Every successful company, maybe even every successful team, has a development process that works--what team members think of as "their" process. Making some adjustments to the process to accommodate the development of parallel software can have a big impact, keeping the process working as you transition to multi-core with the same high level of productivity you enjoy today.
Intel's Developer Products Division (DPD) has a process, too, one tuned for the development of parallel software and honed by over ten years of experience working with customers, primarily in HPC domains. The DPD process works for multi-core development just as it has worked for other parallel processing environments. It may be helpful to look at its approach, not as a model, but as a sample, something to crib from as you consider how multi-core may change your own development practices.
Intel DPD breaks its process down into four steps. These four steps are intended to be applied continuously, version over version, improving parallelism with continued revision.
- Discover: Find the natural modes of parallelism in an application. Determine which problems are appropriate for parallel decomposition, how functions might be refactored so that different sections can run simultaneously.
- Express: Design and build an implementation structured around the parallel decomposition you've developed in the discovery step.
- Confidence: Test the implementation to develop confidence in its working correctly. Use your findings to improve your implementation or update the model. Take this feedback into the earlier steps.
- Optimize: Tune at the end of the incremental revision, after you're satisfied with the correctness and baseline performance of the implementation.
These four steps are general, and can be related to any development methodology. Within an agile development framework, as an example, the process can be followed through in a single development iteration, restricted only to the sections of the software actively under development, and completed within a release cycle. More generally, if you have a refactoring process, think about adding this threading process as a special case.
Parallel in Every Phase
Developing for multi-core changes the structure of the process. It also means some new considerations for each step along the way. What follows are some pointers to follow (and pitfalls to avoid) in directing a multi-core development project. Let's consider the project step-by-step.
In the discovery step, consider tools early. Look for the threading and messaging tools that best suit your application. Tools are a key element of success in developing parallel applications, and they aren't all alike, so put in the effort up front. Find the right analysis and debugging tools as well as the right threading or messaging libraries. Test components and libraries for thread safety, relying as little as possible on vendor claims.
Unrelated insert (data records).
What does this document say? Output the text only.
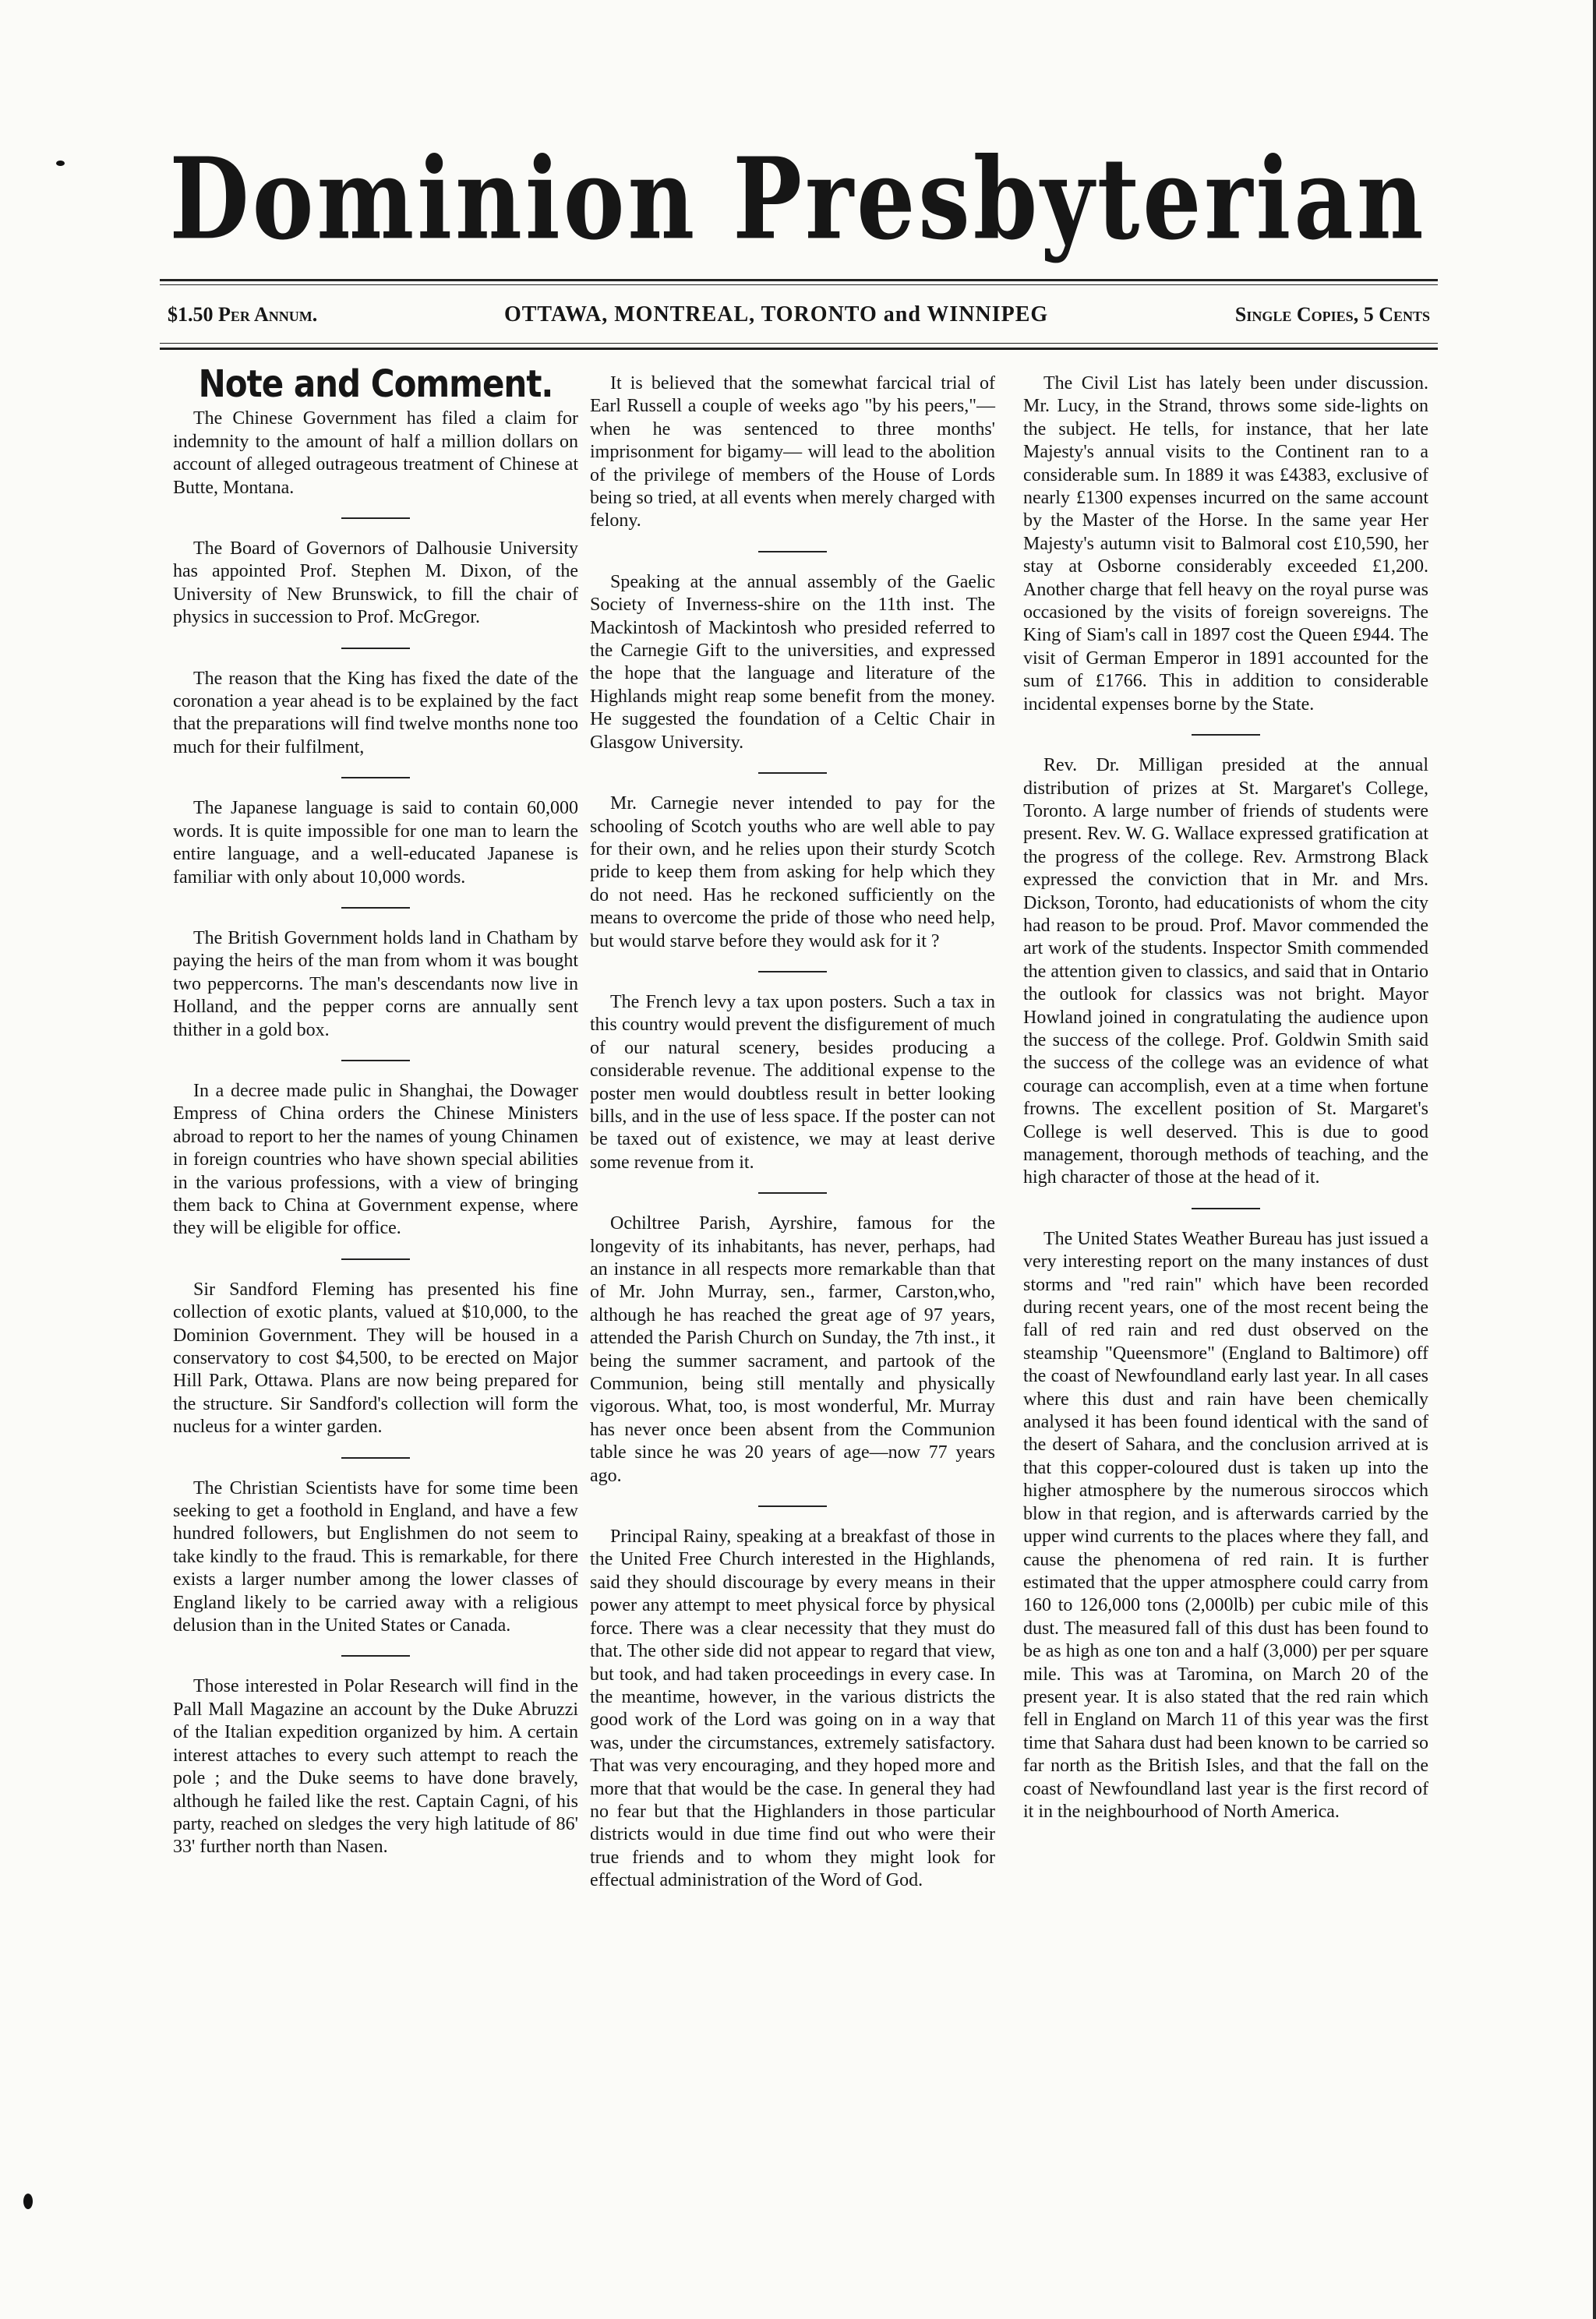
Dominion Presbyterian
$1.50 Per Annum.	OTTAWA, MONTREAL, TORONTO and WINNIPEG	Single Copies, 5 Cents
Note and Comment.

The Chinese Government has filed a claim for indemnity to the amount of half a million dollars on account of alleged outrageous treatment of Chinese at Butte, Montana.

The Board of Governors of Dalhousie University has appointed Prof. Stephen M. Dixon, of the University of New Brunswick, to fill the chair of physics in succession to Prof. McGregor.

The reason that the King has fixed the date of the coronation a year ahead is to be explained by the fact that the preparations will find twelve months none too much for their fulfilment,

The Japanese language is said to contain 60,000 words. It is quite impossible for one man to learn the entire language, and a well-educated Japanese is familiar with only about 10,000 words.

The British Government holds land in Chatham by paying the heirs of the man from whom it was bought two peppercorns. The man's descendants now live in Holland, and the pepper corns are annually sent thither in a gold box.

In a decree made pulic in Shanghai, the Dowager Empress of China orders the Chinese Ministers abroad to report to her the names of young Chinamen in foreign countries who have shown special abilities in the various professions, with a view of bringing them back to China at Government expense, where they will be eligible for office.

Sir Sandford Fleming has presented his fine collection of exotic plants, valued at $10,000, to the Dominion Government. They will be housed in a conservatory to cost $4,500, to be erected on Major Hill Park, Ottawa. Plans are now being prepared for the structure. Sir Sandford's collection will form the nucleus for a winter garden.

The Christian Scientists have for some time been seeking to get a foothold in England, and have a few hundred followers, but Englishmen do not seem to take kindly to the fraud. This is remarkable, for there exists a larger number among the lower classes of England likely to be carried away with a religious delusion than in the United States or Canada.

Those interested in Polar Research will find in the Pall Mall Magazine an account by the Duke Abruzzi of the Italian expedition organized by him. A certain interest attaches to every such attempt to reach the pole ; and the Duke seems to have done bravely, although he failed like the rest. Captain Cagni, of his party, reached on sledges the very high latitude of 86' 33' further north than Nasen.

It is believed that the somewhat farcical trial of Earl Russell a couple of weeks ago "by his peers,"— when he was sentenced to three months' imprisonment for bigamy— will lead to the abolition of the privilege of members of the House of Lords being so tried, at all events when merely charged with felony.

Speaking at the annual assembly of the Gaelic Society of Inverness-shire on the 11th inst. The Mackintosh of Mackintosh who presided referred to the Carnegie Gift to the universities, and expressed the hope that the language and literature of the Highlands might reap some benefit from the money. He suggested the foundation of a Celtic Chair in Glasgow University.

Mr. Carnegie never intended to pay for the schooling of Scotch youths who are well able to pay for their own, and he relies upon their sturdy Scotch pride to keep them from asking for help which they do not need. Has he reckoned sufficiently on the means to overcome the pride of those who need help, but would starve before they would ask for it ?

The French levy a tax upon posters. Such a tax in this country would prevent the disfigurement of much of our natural scenery, besides producing a considerable revenue. The additional expense to the poster men would doubtless result in better looking bills, and in the use of less space. If the poster can not be taxed out of existence, we may at least derive some revenue from it.

Ochiltree Parish, Ayrshire, famous for the longevity of its inhabitants, has never, perhaps, had an instance in all respects more remarkable than that of Mr. John Murray, sen., farmer, Carston,who, although he has reached the great age of 97 years, attended the Parish Church on Sunday, the 7th inst., it being the summer sacrament, and partook of the Communion, being still mentally and physically vigorous. What, too, is most wonderful, Mr. Murray has never once been absent from the Communion table since he was 20 years of age—now 77 years ago.

Principal Rainy, speaking at a breakfast of those in the United Free Church interested in the Highlands, said they should discourage by every means in their power any attempt to meet physical force by physical force. There was a clear necessity that they must do that. The other side did not appear to regard that view, but took, and had taken proceedings in every case. In the meantime, however, in the various districts the good work of the Lord was going on in a way that was, under the circumstances, extremely satisfactory. That was very encouraging, and they hoped more and more that that would be the case. In general they had no fear but that the Highlanders in those particular districts would in due time find out who were their true friends and to whom they might look for effectual administration of the Word of God.

The Civil List has lately been under discussion. Mr. Lucy, in the Strand, throws some side-lights on the subject. He tells, for instance, that her late Majesty's annual visits to the Continent ran to a considerable sum. In 1889 it was £4383, exclusive of nearly £1300 expenses incurred on the same account by the Master of the Horse. In the same year Her Majesty's autumn visit to Balmoral cost £10,590, her stay at Osborne considerably exceeded £1,200. Another charge that fell heavy on the royal purse was occasioned by the visits of foreign sovereigns. The King of Siam's call in 1897 cost the Queen £944. The visit of German Emperor in 1891 accounted for the sum of £1766. This in addition to considerable incidental expenses borne by the State.

Rev. Dr. Milligan presided at the annual distribution of prizes at St. Margaret's College, Toronto. A large number of friends of students were present. Rev. W. G. Wallace expressed gratification at the progress of the college. Rev. Armstrong Black expressed the conviction that in Mr. and Mrs. Dickson, Toronto, had educationists of whom the city had reason to be proud. Prof. Mavor commended the art work of the students. Inspector Smith commended the attention given to classics, and said that in Ontario the outlook for classics was not bright. Mayor Howland joined in congratulating the audience upon the success of the college. Prof. Goldwin Smith said the success of the college was an evidence of what courage can accomplish, even at a time when fortune frowns. The excellent position of St. Margaret's College is well deserved. This is due to good management, thorough methods of teaching, and the high character of those at the head of it.

The United States Weather Bureau has just issued a very interesting report on the many instances of dust storms and "red rain" which have been recorded during recent years, one of the most recent being the fall of red rain and red dust observed on the steamship "Queensmore" (England to Baltimore) off the coast of Newfoundland early last year. In all cases where this dust and rain have been chemically analysed it has been found identical with the sand of the desert of Sahara, and the conclusion arrived at is that this copper-coloured dust is taken up into the higher atmosphere by the numerous siroccos which blow in that region, and is afterwards carried by the upper wind currents to the places where they fall, and cause the phenomena of red rain. It is further estimated that the upper atmosphere could carry from 160 to 126,000 tons (2,000lb) per cubic mile of this dust. The measured fall of this dust has been found to be as high as one ton and a half (3,000) per per square mile. This was at Taromina, on March 20 of the present year. It is also stated that the red rain which fell in England on March 11 of this year was the first time that Sahara dust had been known to be carried so far north as the British Isles, and that the fall on the coast of Newfoundland last year is the first record of it in the neighbourhood of North America.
Threading is a design consideration, not an optimization. Include discussions of threading and thread coordination as you work through the project design. This will help to minimize threading conflicts as you get to implementation. If you can use it, data decomposition should be preferred over strictly functional threading, as data decomposition will scale better to more cores.
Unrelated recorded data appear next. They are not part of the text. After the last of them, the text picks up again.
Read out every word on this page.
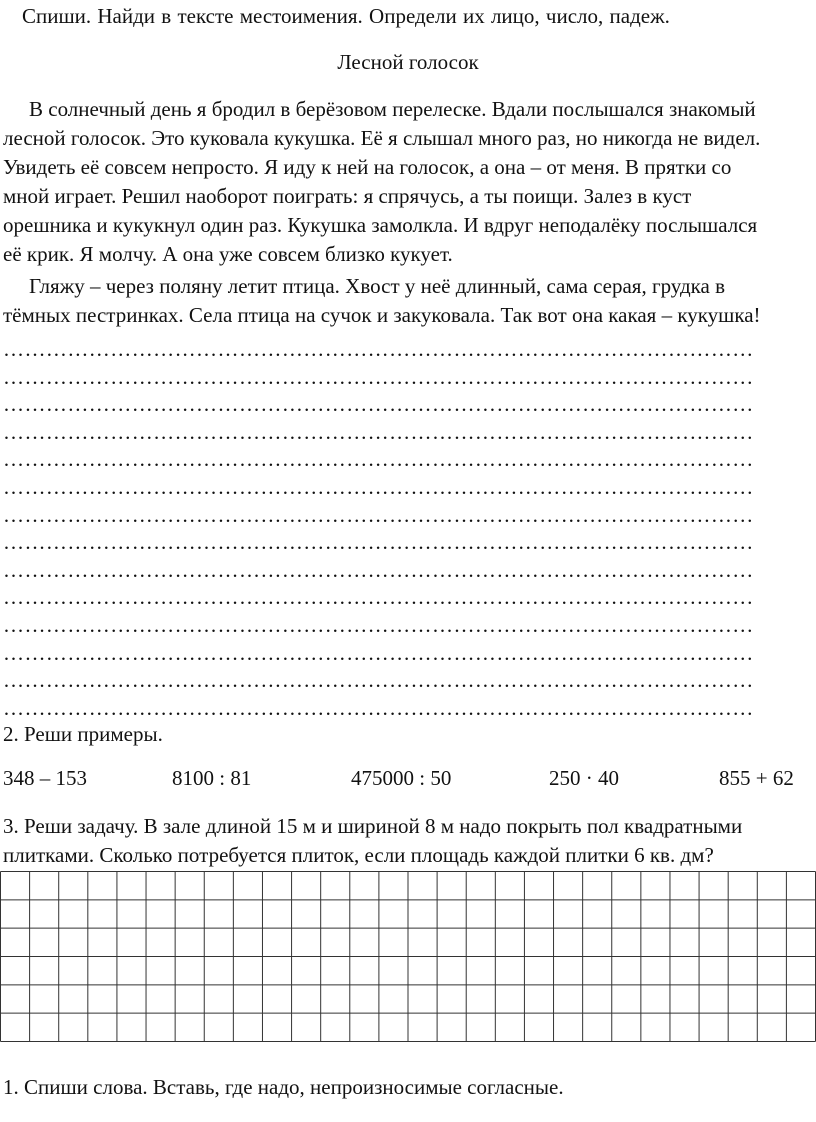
Спиши. Найди в тексте местоимения. Определи их лицо, число, падеж.
Лесной голосок
В солнечный день я бродил в берёзовом перелеске. Вдали послышался знакомый
лесной голосок. Это куковала кукушка. Её я слышал много раз, но никогда не видел.
Увидеть её совсем непросто. Я иду к ней на голосок, а она – от меня. В прятки со
мной играет. Решил наоборот поиграть: я спрячусь, а ты поищи. Залез в куст
орешника и кукукнул один раз. Кукушка замолкла. И вдруг неподалёку послышался
её крик. Я молчу. А она уже совсем близко кукует.
Гляжу – через поляну летит птица. Хвост у неё длинный, сама серая, грудка в
тёмных пестринках. Села птица на сучок и закуковала. Так вот она какая – кукушка!
……………………………………………………………………………………………
……………………………………………………………………………………………
……………………………………………………………………………………………
……………………………………………………………………………………………
……………………………………………………………………………………………
……………………………………………………………………………………………
……………………………………………………………………………………………
……………………………………………………………………………………………
……………………………………………………………………………………………
……………………………………………………………………………………………
……………………………………………………………………………………………
……………………………………………………………………………………………
……………………………………………………………………………………………
……………………………………………………………………………………………
2. Реши примеры.
348 – 153	8100 : 81	475000 : 50	250 · 40	855 + 62
3. Реши задачу. В зале длиной 15 м и шириной 8 м надо покрыть пол квадратными
плитками. Сколько потребуется плиток, если площадь каждой плитки 6 кв. дм?
1. Спиши слова. Вставь, где надо, непроизносимые согласные.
Train application experts in threading and parallel techniques. These are the developers that will do most of the implementation in the expression step. If you're going back and threading an existing program, use the original developer of a module to thread his or her own code, rather than a parallel-programming expert.
The confidence step in a threaded project introduces thread-specific testing requirements. In addition to testing additional thread-interaction scenarios, test the threaded version of the application for consistency with a single-threaded implementation, if one exists. This becomes more important as more users deploy on multi-core systems.
Optimization is critical for best parallel performance. Don't expect that just implementing threads will create a dramatic performance improvement. Spend the time on the back end to get the most out of the design by tuning locking, shared memory, cache interactions, and other performance parameters. Automated tools such as Intel's VTune and Thread Profiler can help a great deal in this part of the process.
Creating a fast threaded application or threading existing code takes attention to parallelism in every phase. If you skip the front end of the process, you'll end up with threading added as an optimization, less comprehensive and more likely to introduce bugs. If you skip the back end of the process, you end up with an under-tested, under-performing implementation. View each round of parallel performance enhancement as a continuous task that runs through a release cycle, rather than a feature that can be introduced late or back-burnered under schedule pressure.